Mitigating Catastrophic Forgetting with Adaptive Transformer Block Expansion in Federated Fine-Tuning
作者: Yujia Huo, Jianchun Liu, Hongli Xu, Zhenguo Ma, Shilong Wang, Liusheng Huang
分类: cs.LG, cs.DC
发布日期: 2025-06-06
💡 一句话要点
提出FedBE以解决联邦微调中的灾难性遗忘问题
🎯 匹配领域: 支柱九:具身大模型 (Embodied Foundation Models)
关键词: 联邦学习 灾难性遗忘 自适应变换器 模型微调 数据隐私 异构环境 深度学习
📋 核心要点
- 现有的联邦微调方法未能有效解决灾难性遗忘问题,尤其是在异构数据分布和设备能力差异的情况下。
- 本文提出FedBE框架,通过自适应变换器块扩展机制和动态块分配策略,解决了联邦环境中的灾难性遗忘问题。

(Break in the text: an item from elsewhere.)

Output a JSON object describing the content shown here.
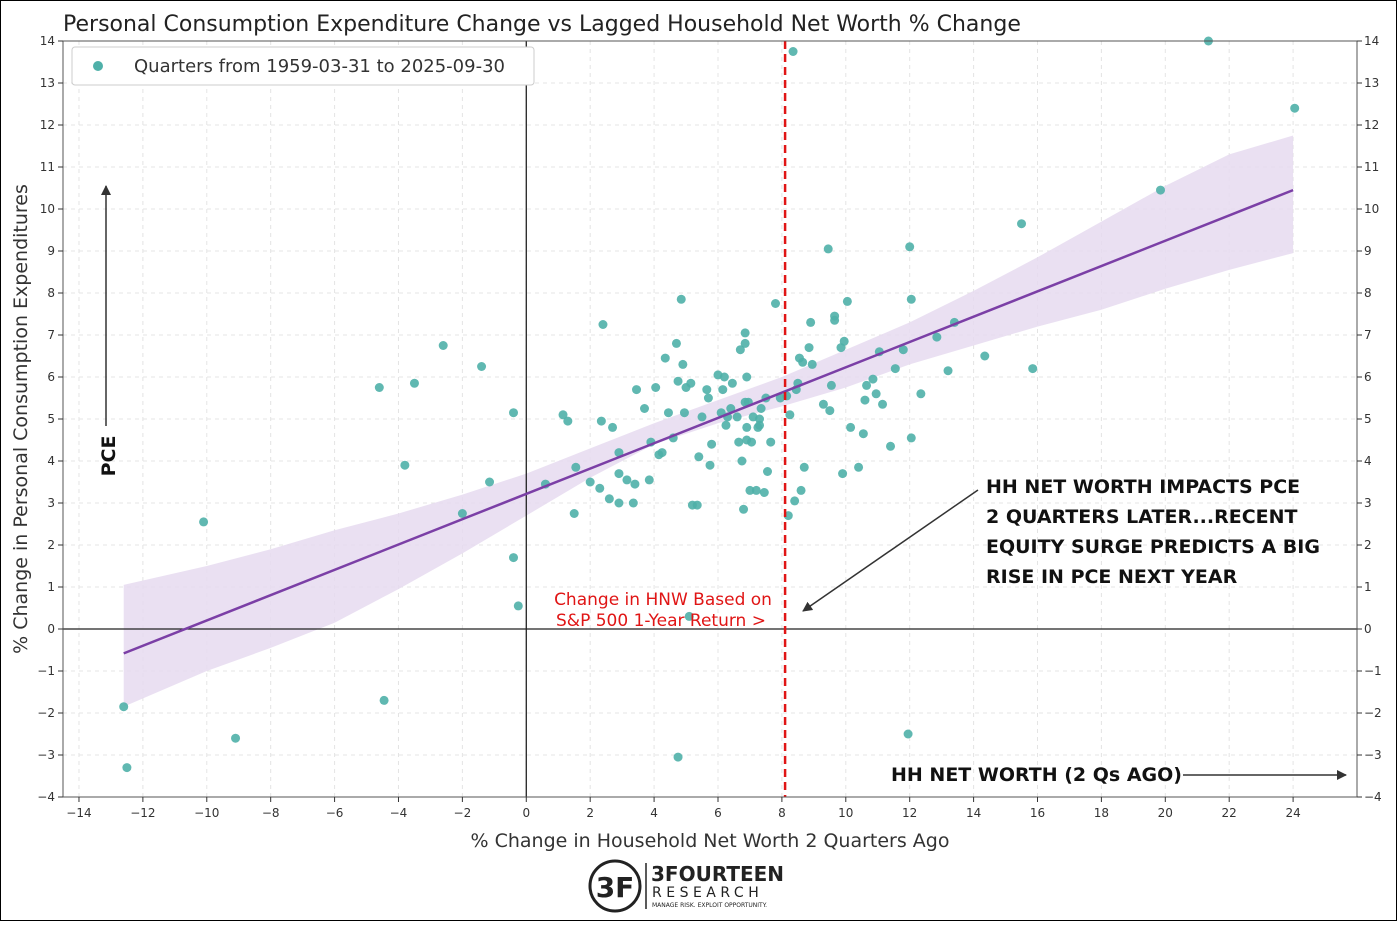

- 实验结果显示,FedBE在微调后的准确率保持上比现有方法提高了12-74%,并且模型收敛速度加快了1.9-3.1倍。
📝 摘要(中文)
联邦微调(FedFT)大语言模型(LLMs)已成为适应分布式数据环境的有前景的解决方案,同时确保数据隐私。然而,现有的FedFT方法主要采用参数高效微调(PEFT)技术,未能有效应对灾难性遗忘这一关键挑战。为此,本文提出了FedBE框架,结合自适应变换器块扩展机制和动态可训练块分配策略,旨在更好地适应异构的联邦环境并提高模型的泛化能力。实验结果表明,FedBE在微调后相较于现有方法,准确率保持提升12-74%,模型收敛加速比为1.9-3.1倍,且未降低下游任务的准确性。
🔬 方法详解
问题定义:本文旨在解决联邦微调中的灾难性遗忘问题,现有方法在异构环境中无法有效应对数据分布和设备能力的差异,导致模型泛化能力下降。

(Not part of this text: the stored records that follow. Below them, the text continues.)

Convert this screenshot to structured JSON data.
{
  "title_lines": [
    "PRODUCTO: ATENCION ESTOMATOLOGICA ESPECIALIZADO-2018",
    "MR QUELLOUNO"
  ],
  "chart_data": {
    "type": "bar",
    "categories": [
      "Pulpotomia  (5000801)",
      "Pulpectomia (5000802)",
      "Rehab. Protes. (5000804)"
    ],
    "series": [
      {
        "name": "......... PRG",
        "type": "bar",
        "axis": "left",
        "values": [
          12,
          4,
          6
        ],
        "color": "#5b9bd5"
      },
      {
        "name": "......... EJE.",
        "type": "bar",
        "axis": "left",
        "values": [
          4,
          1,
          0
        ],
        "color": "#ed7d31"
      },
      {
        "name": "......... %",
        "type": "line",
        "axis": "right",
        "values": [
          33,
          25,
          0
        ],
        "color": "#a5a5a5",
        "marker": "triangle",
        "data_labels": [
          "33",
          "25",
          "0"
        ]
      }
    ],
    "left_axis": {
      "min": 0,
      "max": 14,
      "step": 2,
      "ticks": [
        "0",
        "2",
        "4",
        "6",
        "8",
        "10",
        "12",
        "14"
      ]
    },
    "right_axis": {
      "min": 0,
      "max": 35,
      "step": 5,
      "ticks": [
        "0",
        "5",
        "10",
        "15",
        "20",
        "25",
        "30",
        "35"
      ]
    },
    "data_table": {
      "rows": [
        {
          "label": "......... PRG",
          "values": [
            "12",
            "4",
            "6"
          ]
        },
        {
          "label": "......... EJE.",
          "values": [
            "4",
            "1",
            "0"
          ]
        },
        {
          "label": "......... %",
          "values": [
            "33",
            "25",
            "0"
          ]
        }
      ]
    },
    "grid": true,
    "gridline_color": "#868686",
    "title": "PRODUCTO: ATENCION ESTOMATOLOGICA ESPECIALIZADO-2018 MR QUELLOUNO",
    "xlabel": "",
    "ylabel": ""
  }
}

核心思路:FedBE框架通过扩展可训练的变换器块,将新学习的任务特定知识与原有的预训练表示结构性分离,从而减少遗忘现象。
技术框架:FedBE的整体架构包括自适应变换器块扩展和动态块分配两个主要模块。自适应扩展模块负责根据客户端的数据分布和计算能力动态调整可训练块的数量和位置。

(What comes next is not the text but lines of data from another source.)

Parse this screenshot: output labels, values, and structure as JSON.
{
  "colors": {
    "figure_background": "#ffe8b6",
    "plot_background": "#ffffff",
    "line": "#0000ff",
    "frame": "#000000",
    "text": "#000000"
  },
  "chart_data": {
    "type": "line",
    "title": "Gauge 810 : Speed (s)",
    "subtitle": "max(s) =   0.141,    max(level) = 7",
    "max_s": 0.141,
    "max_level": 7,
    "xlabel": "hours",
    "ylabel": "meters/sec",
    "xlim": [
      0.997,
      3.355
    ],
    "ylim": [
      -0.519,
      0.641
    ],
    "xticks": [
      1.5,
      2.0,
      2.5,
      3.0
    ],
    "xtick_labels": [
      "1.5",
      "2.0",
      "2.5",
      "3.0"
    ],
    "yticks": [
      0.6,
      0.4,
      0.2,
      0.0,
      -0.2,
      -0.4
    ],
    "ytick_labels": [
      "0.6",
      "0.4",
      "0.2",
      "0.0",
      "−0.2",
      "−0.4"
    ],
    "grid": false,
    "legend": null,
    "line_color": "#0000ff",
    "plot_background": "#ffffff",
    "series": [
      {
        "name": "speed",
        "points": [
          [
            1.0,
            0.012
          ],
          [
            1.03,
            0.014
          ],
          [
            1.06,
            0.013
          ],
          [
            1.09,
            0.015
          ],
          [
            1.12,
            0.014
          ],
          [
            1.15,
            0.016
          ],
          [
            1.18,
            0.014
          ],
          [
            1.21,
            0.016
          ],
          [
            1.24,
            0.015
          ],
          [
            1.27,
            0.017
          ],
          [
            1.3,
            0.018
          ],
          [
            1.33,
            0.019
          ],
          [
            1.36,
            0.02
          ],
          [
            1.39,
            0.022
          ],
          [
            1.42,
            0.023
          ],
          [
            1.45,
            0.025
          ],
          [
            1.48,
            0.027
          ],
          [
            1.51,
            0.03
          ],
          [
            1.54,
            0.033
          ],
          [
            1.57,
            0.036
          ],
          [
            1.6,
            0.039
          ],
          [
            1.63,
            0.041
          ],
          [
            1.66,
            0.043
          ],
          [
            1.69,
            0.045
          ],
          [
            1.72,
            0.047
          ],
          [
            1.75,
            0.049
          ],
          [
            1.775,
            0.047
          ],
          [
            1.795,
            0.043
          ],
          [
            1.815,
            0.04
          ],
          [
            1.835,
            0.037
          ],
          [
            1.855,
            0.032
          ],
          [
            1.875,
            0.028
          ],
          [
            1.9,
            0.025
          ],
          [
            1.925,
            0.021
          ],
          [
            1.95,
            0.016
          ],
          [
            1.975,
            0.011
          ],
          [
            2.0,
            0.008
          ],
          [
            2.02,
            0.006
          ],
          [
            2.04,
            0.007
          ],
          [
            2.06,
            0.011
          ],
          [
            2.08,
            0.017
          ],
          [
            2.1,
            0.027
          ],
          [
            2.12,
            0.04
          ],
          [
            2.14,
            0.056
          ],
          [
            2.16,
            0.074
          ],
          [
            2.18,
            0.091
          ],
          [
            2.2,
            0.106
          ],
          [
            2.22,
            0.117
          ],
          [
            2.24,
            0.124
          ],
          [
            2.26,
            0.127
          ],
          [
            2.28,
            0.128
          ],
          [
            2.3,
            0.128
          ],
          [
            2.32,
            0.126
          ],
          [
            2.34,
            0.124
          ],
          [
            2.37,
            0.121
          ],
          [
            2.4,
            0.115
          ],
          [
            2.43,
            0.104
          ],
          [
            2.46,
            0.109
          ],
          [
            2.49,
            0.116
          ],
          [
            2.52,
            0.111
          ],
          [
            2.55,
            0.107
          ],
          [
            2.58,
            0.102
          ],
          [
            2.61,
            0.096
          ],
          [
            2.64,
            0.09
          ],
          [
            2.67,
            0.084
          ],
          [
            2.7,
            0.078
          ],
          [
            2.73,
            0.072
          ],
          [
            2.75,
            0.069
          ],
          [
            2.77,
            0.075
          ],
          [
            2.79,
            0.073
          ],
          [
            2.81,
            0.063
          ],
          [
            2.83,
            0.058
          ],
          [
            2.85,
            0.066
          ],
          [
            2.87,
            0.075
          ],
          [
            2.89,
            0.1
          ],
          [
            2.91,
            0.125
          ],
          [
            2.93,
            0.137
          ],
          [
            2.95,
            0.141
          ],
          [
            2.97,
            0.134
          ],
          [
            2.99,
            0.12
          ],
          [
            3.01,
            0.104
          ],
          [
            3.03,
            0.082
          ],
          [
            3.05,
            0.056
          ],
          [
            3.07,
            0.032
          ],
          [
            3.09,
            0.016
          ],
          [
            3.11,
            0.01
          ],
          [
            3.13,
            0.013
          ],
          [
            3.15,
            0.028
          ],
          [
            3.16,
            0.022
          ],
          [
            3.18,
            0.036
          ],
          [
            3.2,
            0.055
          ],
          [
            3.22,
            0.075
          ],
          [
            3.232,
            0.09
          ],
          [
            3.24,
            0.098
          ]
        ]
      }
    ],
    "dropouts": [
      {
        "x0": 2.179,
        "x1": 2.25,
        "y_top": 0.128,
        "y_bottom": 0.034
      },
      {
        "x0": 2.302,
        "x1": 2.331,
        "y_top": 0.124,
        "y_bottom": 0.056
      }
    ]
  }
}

关键创新:FedBE的核心创新在于其自适应变换器块扩展机制和动态分配策略,这与传统的集中式微调方法有本质区别,后者无法应对联邦环境的异构性和隐私约束。
关键设计:在设计上,FedBE采用了动态分配策略,根据每个客户端的具体数据特征和计算能力,灵活分配可训练块,确保模型在不同设备上的高效训练。
📊 实验亮点
实验结果表明,FedBE在微调后相较于现有的联邦微调方法,准确率保持提升12-74%,并且模型收敛速度加快了1.9-3.1倍,显示出显著的性能优势。
🎯 应用场景
该研究的潜在应用领域包括医疗、金融和智能设备等需要保护数据隐私的分布式学习场景。FedBE能够在保证数据隐私的前提下,提高模型在异构环境中的适应性和泛化能力,具有重要的实际价值和未来影响。
📄 摘要(原文)
Federated fine-tuning (FedFT) of large language models (LLMs) has emerged as a promising solution for adapting models to distributed data environments while ensuring data privacy. Existing FedFT methods predominantly utilize parameter-efficient fine-tuning (PEFT) techniques to reduce communication and computation overhead. However, they often fail to adequately address the catastrophic forgetting, a critical challenge arising from continual adaptation in distributed environments. The traditional centralized fine-tuning methods, which are not designed for the heterogeneous and privacy-constrained nature of federated environments, struggle to mitigate this issue effectively. Moreover, the challenge is further exacerbated by significant variation in data distributions and device capabilities across clients, which leads to intensified forgetting and degraded model generalization. To tackle these issues, we propose FedBE, a novel FedFT framework that integrates an adaptive transformer block expansion mechanism with a dynamic trainable-block allocation strategy. Specifically, FedBE expands trainable blocks within the model architecture, structurally separating newly learned task-specific knowledge from the original pre-trained representations. Additionally, FedBE dynamically assigns these trainable blocks to clients based on their data distributions and computational capabilities. This enables the framework to better accommodate heterogeneous federated environments and enhances the generalization ability of the model.Extensive experiments show that compared with existing federated fine-tuning methods, FedBE achieves 12-74% higher accuracy retention on general tasks after fine-tuning and a model convergence acceleration ratio of 1.9-3.1x without degrading the accuracy of downstream tasks.